Ditengah himpitan ekonomi yang melanda negeri ini, mengakibatkan
perempuan-perempuan yang notabene sebagai ibu rumah tangga berjibaku untuk
membantu beban ekonomi keluarga dengan bekerja mencari uang. Gaji suami yang
pas-pasan tidak bisa mencukupi kebutuhan sehari-hari. Apalagi untuk biaya
sekolah buah hati yang kian hari kian
mahal.
Alhasil ibu-ibu rumah tangga lebih rela meninggalkan suami dan anaknya
untuk menjadi TKW di luar negeri dengan iming-iming gaji yang besar. Sekalipun tak sedikit nasib tragis TKW di luar negeri
yang berakhir dengan penyiksaan oleh majikannya bahkan sampai ada yang dibunuh.
Namun semua itu tak menyurutkan tekad ibu-ibu rumah tangga tadi untuk menjadi
TKW. Seakan akan menjadi TKW di luar negeri adalah alternative terakhir yang
bisa dilakukan.
Fenomena perempuan menjadi TKW di luar negeri bukanlah hal baru di
negeri ini. Hampir setiap tahunnya ada TKW yang diberangkatkan ke luar negeri.
Disamping itu setiap tahunnya selalu ada kasus tragis yang menimpa TKW
Indonesia, baik itu yang terekspos media maupun tidak. Sejatinya, pemerintah sudah berusaha menuntaskan
masalah TKW Indonesia, namun pemecahan masalah yang diambil selalu parsial.
Sehingga kejadian yang sama terulang kembali.

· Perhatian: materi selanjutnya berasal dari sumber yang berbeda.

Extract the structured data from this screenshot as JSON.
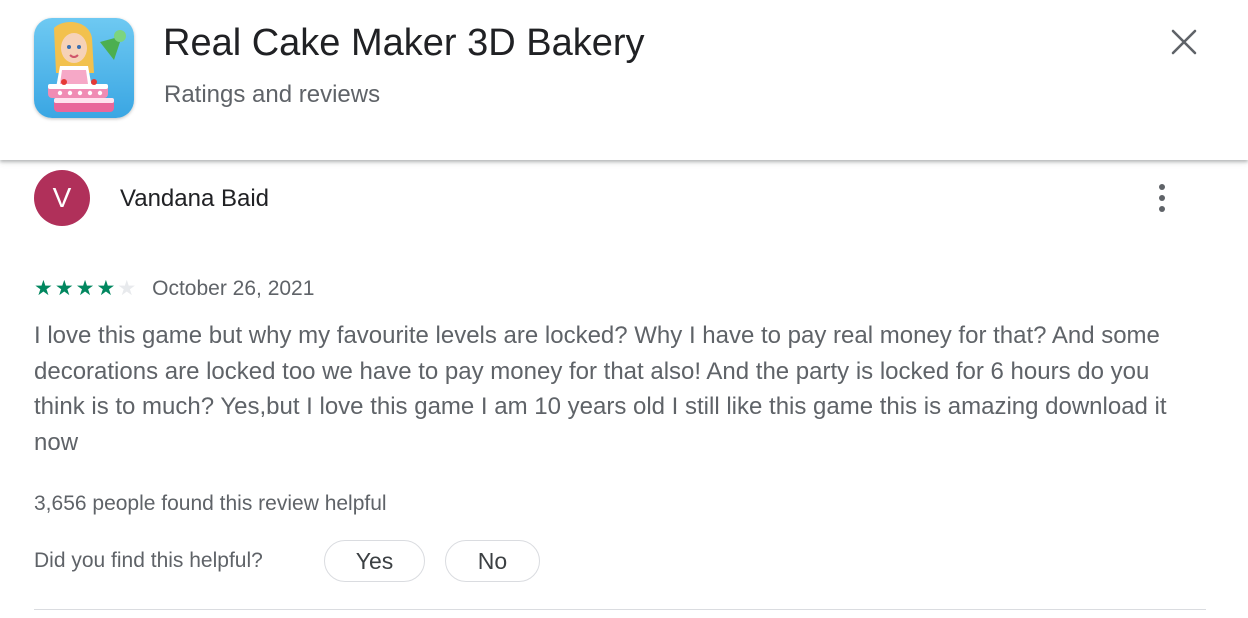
{
  "app": {
    "title": "Real Cake Maker 3D Bakery",
    "subtitle": "Ratings and reviews",
    "icon": "app-icon-cake-baker"
  },
  "controls": {
    "close_icon": "close-icon",
    "more_icon": "more-vert-icon"
  },
  "review": {
    "avatar_letter": "V",
    "avatar_color": "#b0305a",
    "reviewer_name": "Vandana Baid",
    "rating": 4,
    "rating_max": 5,
    "star_filled_color": "#01875f",
    "star_empty_color": "#e8eaed",
    "date": "October 26, 2021",
    "text": "I love this game but why my favourite levels are locked? Why I have to pay real money for that? And some decorations are locked too we have to pay money for that also! And the party is locked for 6 hours do you think is to much? Yes,but I love this game I am 10 years old I still like this game this is amazing download it now",
    "helpful_count_text": "3,656 people found this review helpful",
    "helpful_question": "Did you find this helpful?",
    "yes_label": "Yes",
    "no_label": "No"
  }
}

Jika dilihat lebih dalam, kepergian ibu rumah tangga ke luar negeri
tidak hanya membahayakan nyawanya tapi juga nyawa rumah tangganya dikemudian
hari. Fakta telah banyak berbicara tentang hal ini. Bagaimana tidak, ibu yang
seharusnya berperan sebagai pengatur rumah tangga tiba-tiba tidak ada. Pengatur
rumah tangga kemudian diambil alih sang suami yang sekaligus merangkap pengasuh
anak. Padahal seharusnya seorang suamilah yang berkewajiban mencari nafkah.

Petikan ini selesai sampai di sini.